Isn't that what the Artificer does from Eberron?
 

JoeGKushner said:
Another thread talking about currency made me wonder... should gold be the standard in a POL setting?

I say no.

Right now, copper pieces make about zero sense since most things are priced in gold, especially from an adventurer's point of view.

Silver standard would allow other types of metals like bronze and electrum to be added while making things like platinum and gold 'real' treasures.

Opinions?
I am a gold-standard kind of DM, personally. Gold is what I have been using and will continue to use.
 

ehren37 said:
Like I said, it takes a special type of player interested in that. Out of my group of 6, only 1 is that type of player. I had to go to 3rd party supplements to get decent rules, which tells me that, in general, your average player isnt that interested in army building. Any of the completes far outsold Heroes of Battle if that tells you where interest lies. Hell, it wasnt until I pointed out that they lived in a hovel that the remaining 5 took any interest in actually spending gold on a remotely decent lifestyle for their characters. Even still, most of their gold goes towards buying more power for themselves, which is fairly understandable given their deadly lifestyle.

I would think it is largely a factor of what gets in the basic rule book.

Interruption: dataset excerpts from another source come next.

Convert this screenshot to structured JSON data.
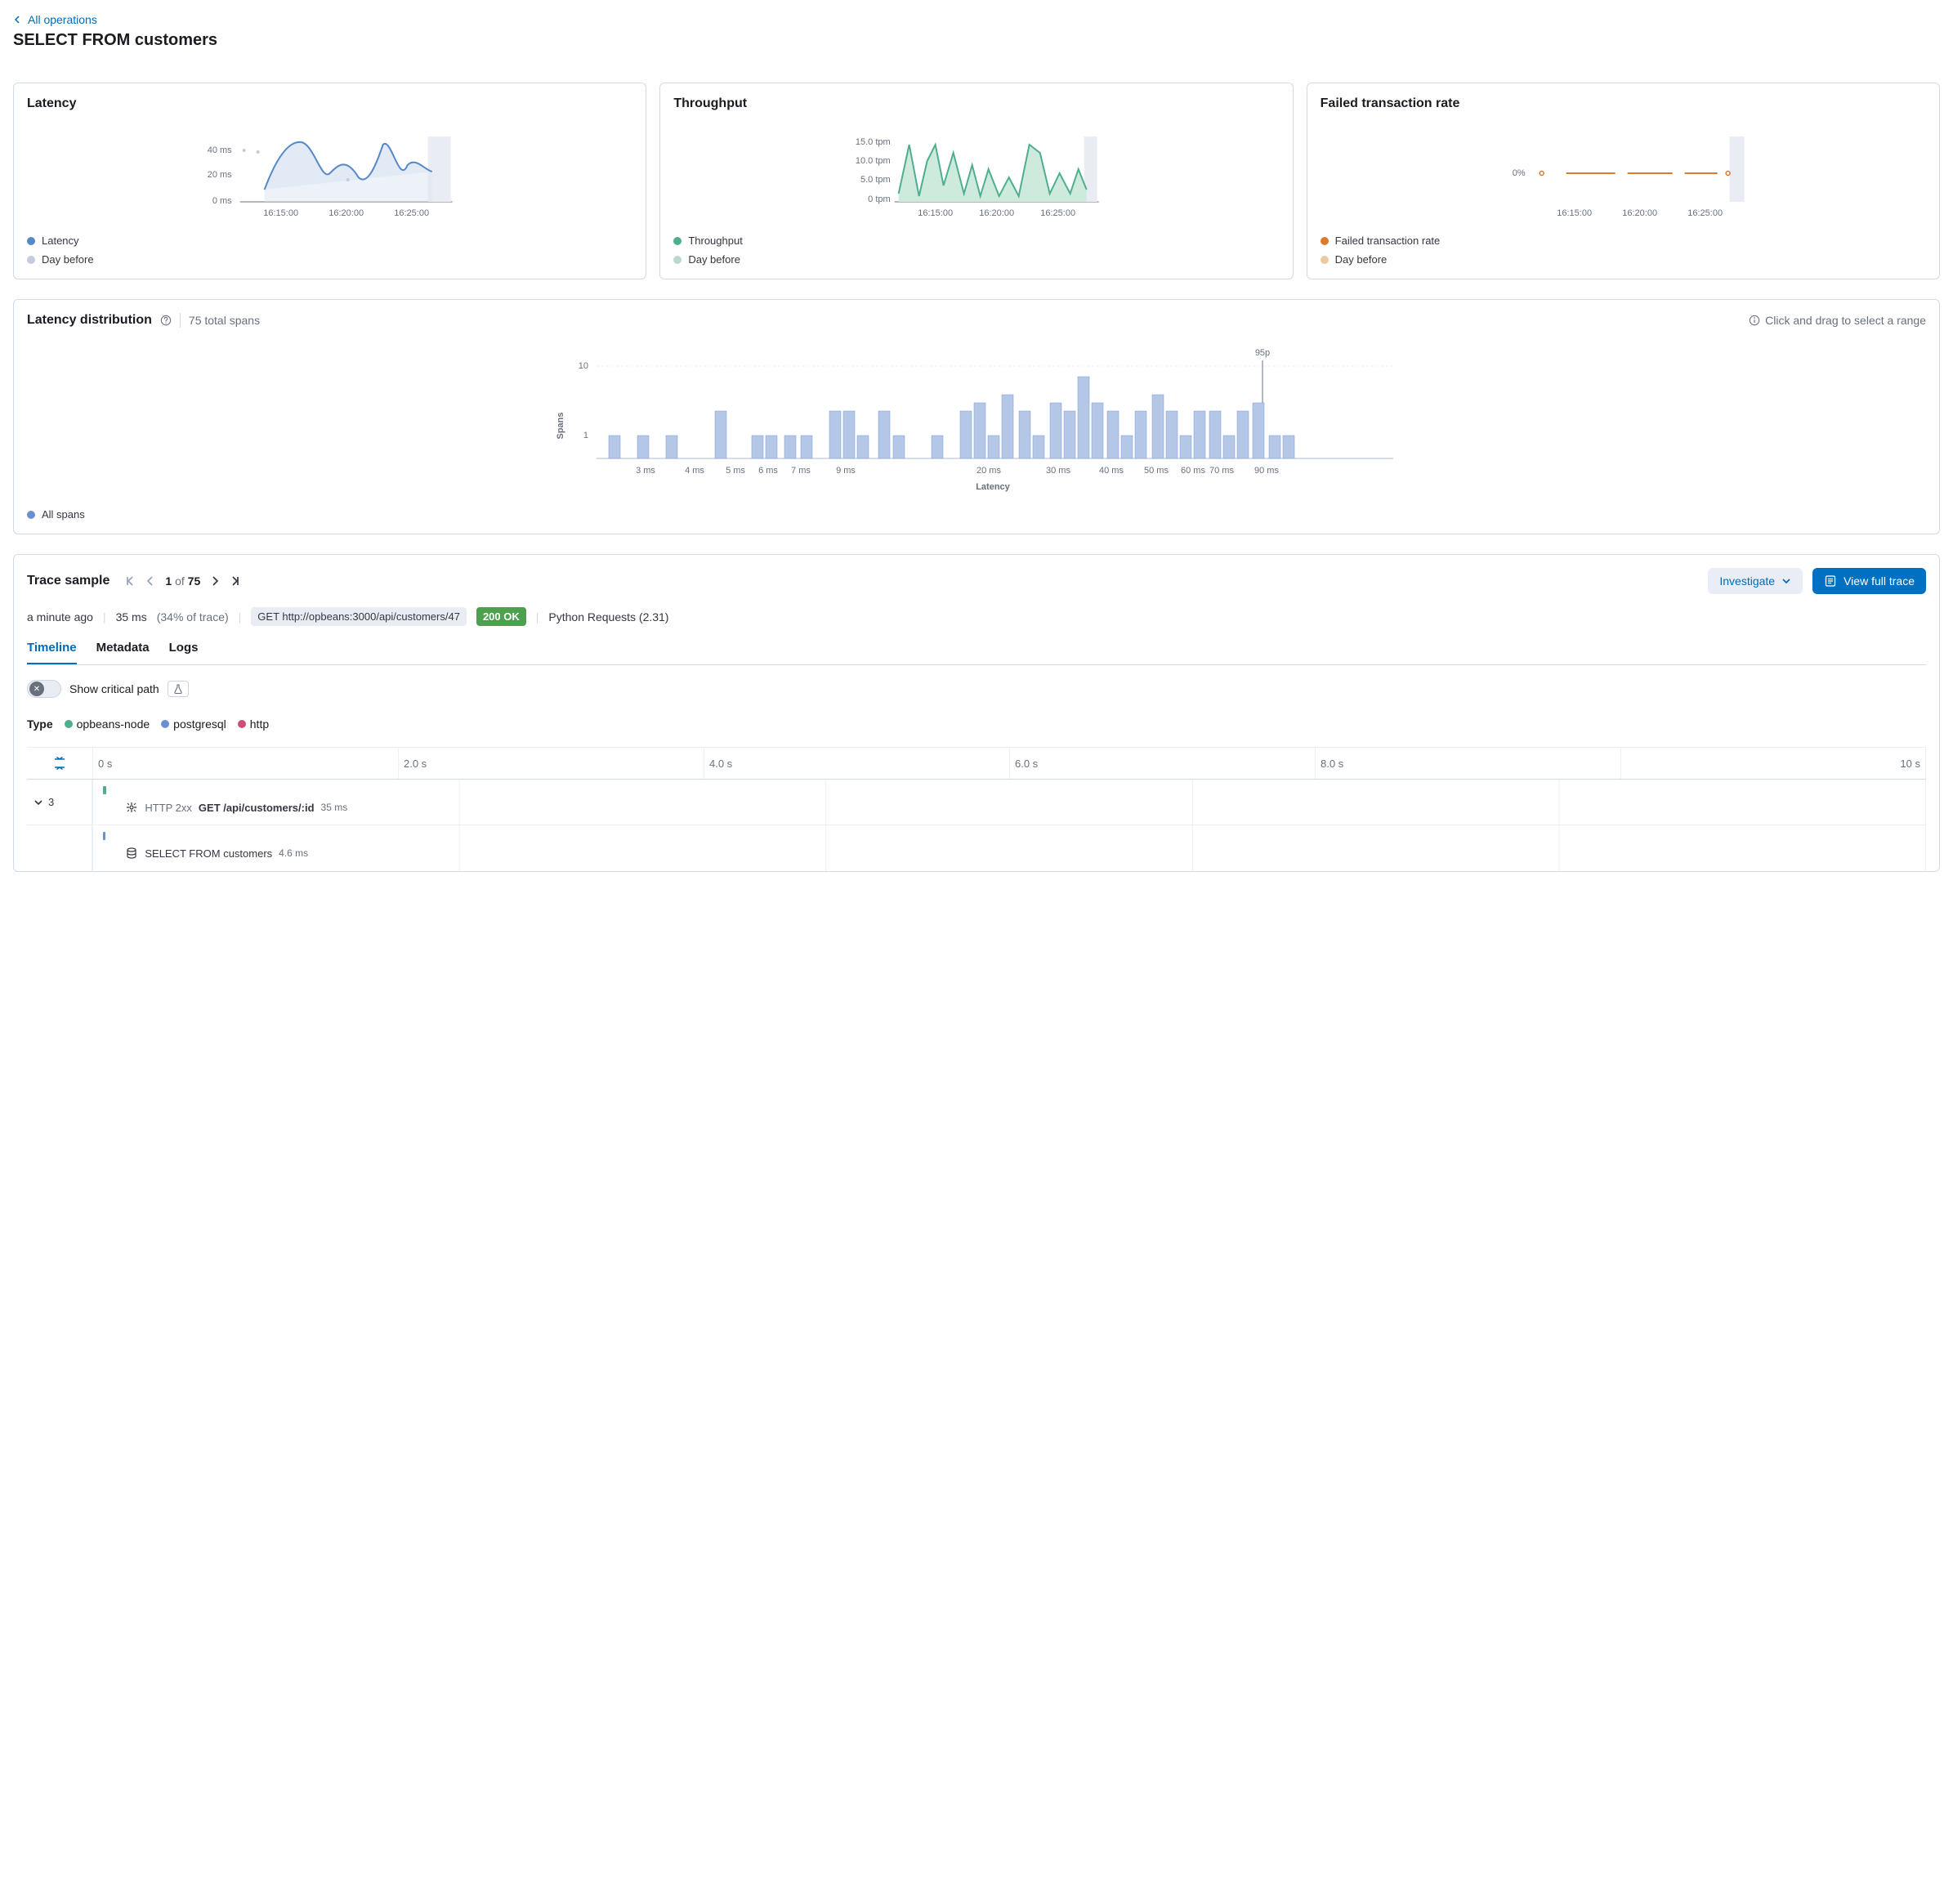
{
  "breadcrumb": {
    "back_label": "All operations"
  },
  "page_title": "SELECT FROM customers",
  "cards": {
    "latency": {
      "title": "Latency",
      "legend_primary": "Latency",
      "legend_secondary": "Day before",
      "primary_color": "#5488c7",
      "secondary_color": "#c3ccda"
    },
    "throughput": {
      "title": "Throughput",
      "legend_primary": "Throughput",
      "legend_secondary": "Day before",
      "primary_color": "#4fae8e",
      "secondary_color": "#b8d9cc"
    },
    "failed": {
      "title": "Failed transaction rate",
      "legend_primary": "Failed transaction rate",
      "legend_secondary": "Day before",
      "primary_color": "#d87b2f",
      "secondary_color": "#eccba4"
    }
  },
  "chart_data": [
    {
      "id": "latency_sparkline",
      "type": "line",
      "title": "Latency",
      "xlabel": "",
      "ylabel": "",
      "x_ticks": [
        "16:15:00",
        "16:20:00",
        "16:25:00"
      ],
      "y_ticks": [
        "0 ms",
        "20 ms",
        "40 ms"
      ],
      "ylim_ms": [
        0,
        50
      ],
      "series": [
        {
          "name": "Latency",
          "color": "#5488c7",
          "points_ms": [
            null,
            null,
            10,
            25,
            45,
            42,
            20,
            30,
            38,
            22,
            20,
            38,
            10,
            42,
            28,
            null
          ]
        },
        {
          "name": "Day before",
          "color": "#c3ccda",
          "style": "scatter",
          "points_ms": [
            40,
            38,
            null,
            null,
            null,
            null,
            null,
            null,
            20,
            null,
            null,
            null,
            null,
            null,
            null,
            null
          ]
        }
      ],
      "shaded_region_end": true
    },
    {
      "id": "throughput_sparkline",
      "type": "area",
      "title": "Throughput",
      "xlabel": "",
      "ylabel": "",
      "x_ticks": [
        "16:15:00",
        "16:20:00",
        "16:25:00"
      ],
      "y_ticks": [
        "0 tpm",
        "5.0 tpm",
        "10.0 tpm",
        "15.0 tpm"
      ],
      "ylim_tpm": [
        0,
        16
      ],
      "series": [
        {
          "name": "Throughput",
          "color": "#4fae8e",
          "points_tpm": [
            3,
            14,
            2,
            10,
            14,
            5,
            12,
            3,
            9,
            2,
            8,
            2,
            6,
            2,
            14,
            11,
            2,
            6
          ]
        }
      ],
      "shaded_region_end": true
    },
    {
      "id": "failed_sparkline",
      "type": "line",
      "title": "Failed transaction rate",
      "xlabel": "",
      "ylabel": "",
      "x_ticks": [
        "16:15:00",
        "16:20:00",
        "16:25:00"
      ],
      "y_ticks": [
        "0%"
      ],
      "ylim_pct": [
        0,
        1
      ],
      "series": [
        {
          "name": "Failed transaction rate",
          "color": "#d87b2f",
          "segments": [
            [
              0,
              0
            ],
            [
              0,
              0
            ],
            [
              0,
              0
            ],
            [
              0,
              0
            ]
          ],
          "note": "flat at 0% with small gaps"
        }
      ],
      "shaded_region_end": true
    },
    {
      "id": "latency_distribution",
      "type": "bar",
      "title": "Latency distribution",
      "xlabel": "Latency",
      "ylabel": "Spans",
      "yscale": "log",
      "y_ticks": [
        1,
        10
      ],
      "x_tick_labels_ms": [
        3,
        4,
        5,
        6,
        7,
        9,
        20,
        30,
        40,
        50,
        60,
        70,
        90
      ],
      "percentile_marker": {
        "label": "95p",
        "at_ms": 90
      },
      "categories_ms": [
        2.0,
        2.5,
        3.0,
        3.5,
        5.0,
        5.5,
        6.0,
        6.5,
        7.0,
        7.5,
        8.0,
        9.0,
        9.5,
        10.0,
        10.5,
        15.0,
        20.0,
        22.0,
        23.0,
        25.0,
        28.0,
        30.0,
        32.0,
        33.0,
        35.0,
        38.0,
        40.0,
        42.0,
        45.0,
        48.0,
        50.0,
        52.0,
        55.0,
        58.0,
        60.0,
        65.0,
        68.0,
        70.0,
        72.0,
        75.0,
        78.0,
        80.0,
        85.0,
        88.0,
        90.0,
        92.0,
        95.0
      ],
      "values": [
        1,
        1,
        1,
        1,
        2,
        1,
        1,
        1,
        2,
        2,
        1,
        2,
        1,
        1,
        1,
        1,
        2,
        3,
        1,
        2,
        1,
        3,
        1,
        2,
        5,
        3,
        2,
        1,
        2,
        1,
        3,
        2,
        1,
        2,
        1,
        2,
        2,
        1,
        2,
        1,
        2,
        1,
        1,
        2,
        3,
        1,
        1
      ],
      "legend": [
        "All spans"
      ],
      "color": "#b4c7e7"
    }
  ],
  "distribution": {
    "title": "Latency distribution",
    "count_label": "75 total spans",
    "hint": "Click and drag to select a range",
    "xlabel": "Latency",
    "ylabel": "Spans",
    "p95_label": "95p",
    "legend_all": "All spans"
  },
  "trace": {
    "title": "Trace sample",
    "pager_current": "1",
    "pager_of": "of",
    "pager_total": "75",
    "investigate": "Investigate",
    "view_full": "View full trace",
    "meta": {
      "age": "a minute ago",
      "duration": "35 ms",
      "pct_of_trace": "(34% of trace)",
      "request": "GET http://opbeans:3000/api/customers/47",
      "status": "200 OK",
      "client": "Python Requests (2.31)"
    },
    "tabs": {
      "timeline": "Timeline",
      "metadata": "Metadata",
      "logs": "Logs"
    },
    "critical_path_label": "Show critical path",
    "type_label": "Type",
    "types": [
      {
        "name": "opbeans-node",
        "color": "#4fae8e"
      },
      {
        "name": "postgresql",
        "color": "#6d8fd1"
      },
      {
        "name": "http",
        "color": "#ce4d7a"
      }
    ],
    "timeline_ticks": [
      "0 s",
      "2.0 s",
      "4.0 s",
      "6.0 s",
      "8.0 s",
      "10 s"
    ],
    "rows": [
      {
        "expand_count": "3",
        "bar_color": "#4fae8e",
        "status_pill": "HTTP 2xx",
        "op": "GET /api/customers/:id",
        "duration": "35 ms",
        "icon": "entry"
      },
      {
        "bar_color": "#6d8fd1",
        "op": "SELECT FROM customers",
        "duration": "4.6 ms",
        "icon": "db"
      }
    ]
  }
}
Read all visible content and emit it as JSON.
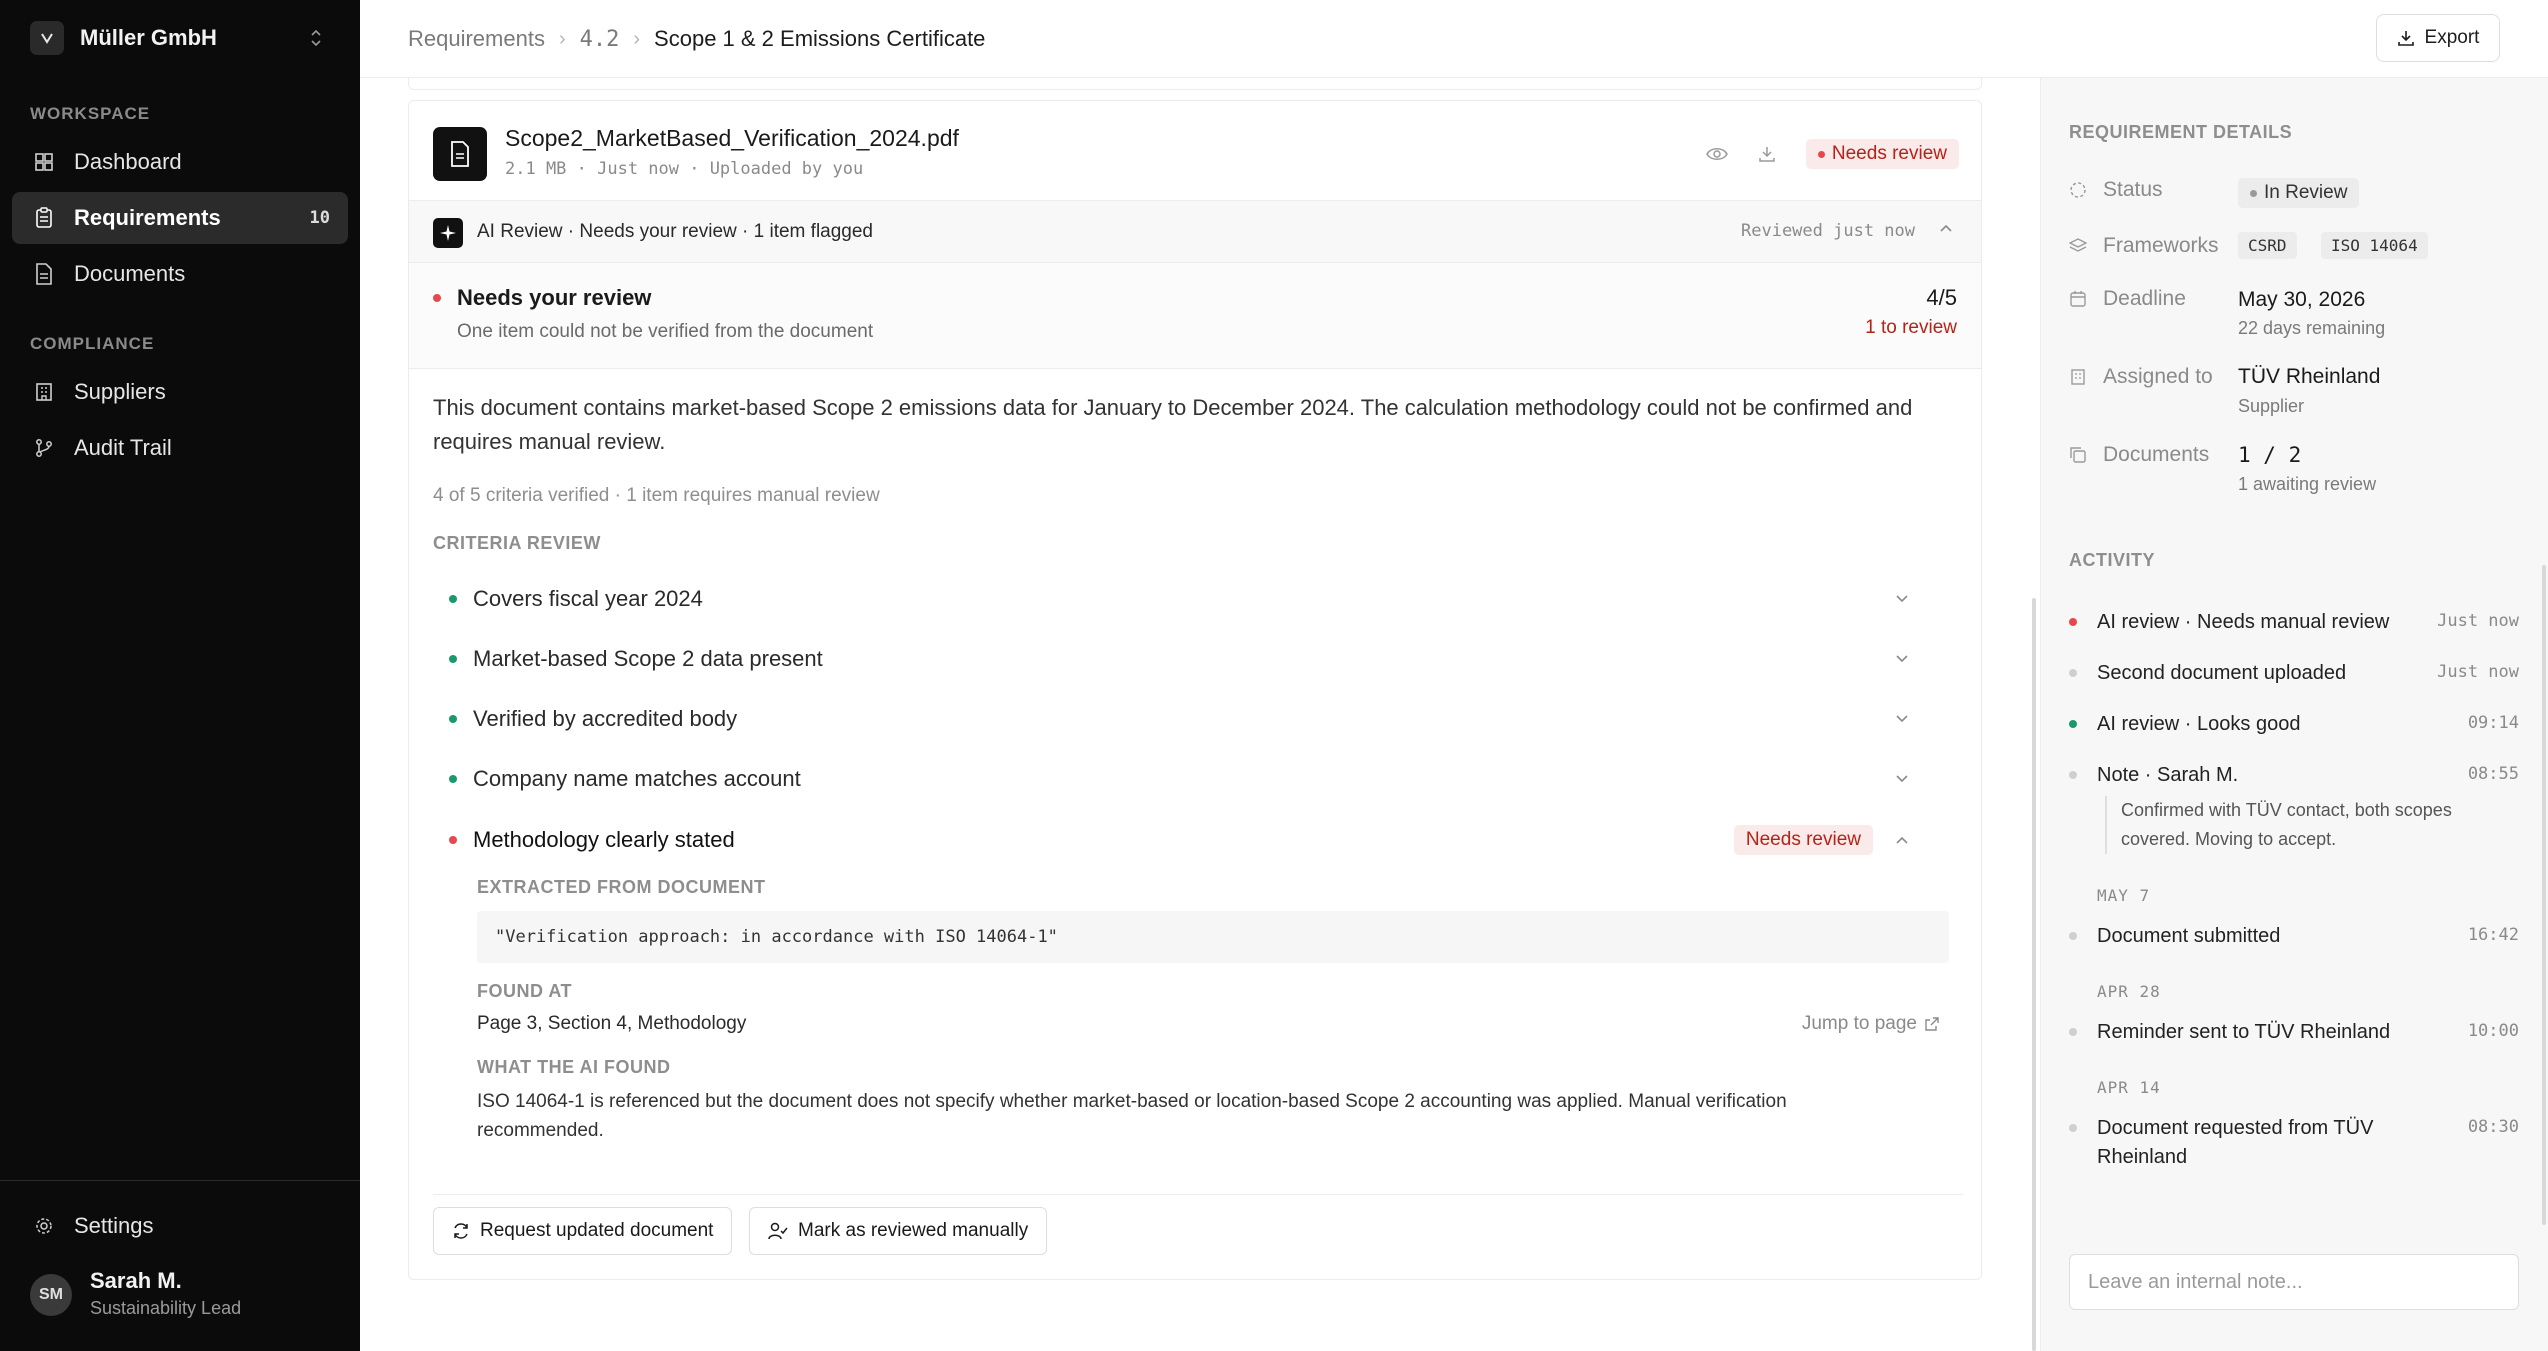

1e and earlier had rules for building castles, attracting followers etc and it was quite a natural thing for the players to want their PCs to do across the board in my experience.

I was always disappointed that 3e had abandoned any concept of that kind of RPGing in the core rules. I'm not surprised that not many people were interested in it if there wasn't baseline support for those activities.

In 1e, castle building was the big money sink required to take money out of the PC's hands and into the economy. In 3e magic item 'purchasing' notionally took its place, but I found it much harder to believe in - spending 50,000gp on building a castle was actually lots of little bits of money going to lots and lots of people for their work. Spending 50,000gp on a single item... much harder to rationalise for me.

Cheers
 


pemerton said:
They're not going to do all that and then reintroduce XXX to reclog things.

Well, not right away.

But it's pretty much a fundamental (marketing) tenet of game design these days, to strip the rules down for relaunch, and then add complexity upon complexity until the whole thing has to be rebooted.
 

hornedturtle said:
Isn't that what the Artificer does from Eberron?


Dunno, I've never really looked at the class. But imagine if you destroy an item, and trap the essence in a gem or something via ritual. You can then use that gem to fuel the creation of a similar item. It keeps items rare, allows pc's to dispose of unwanted items, and upgrade their own legacy gear.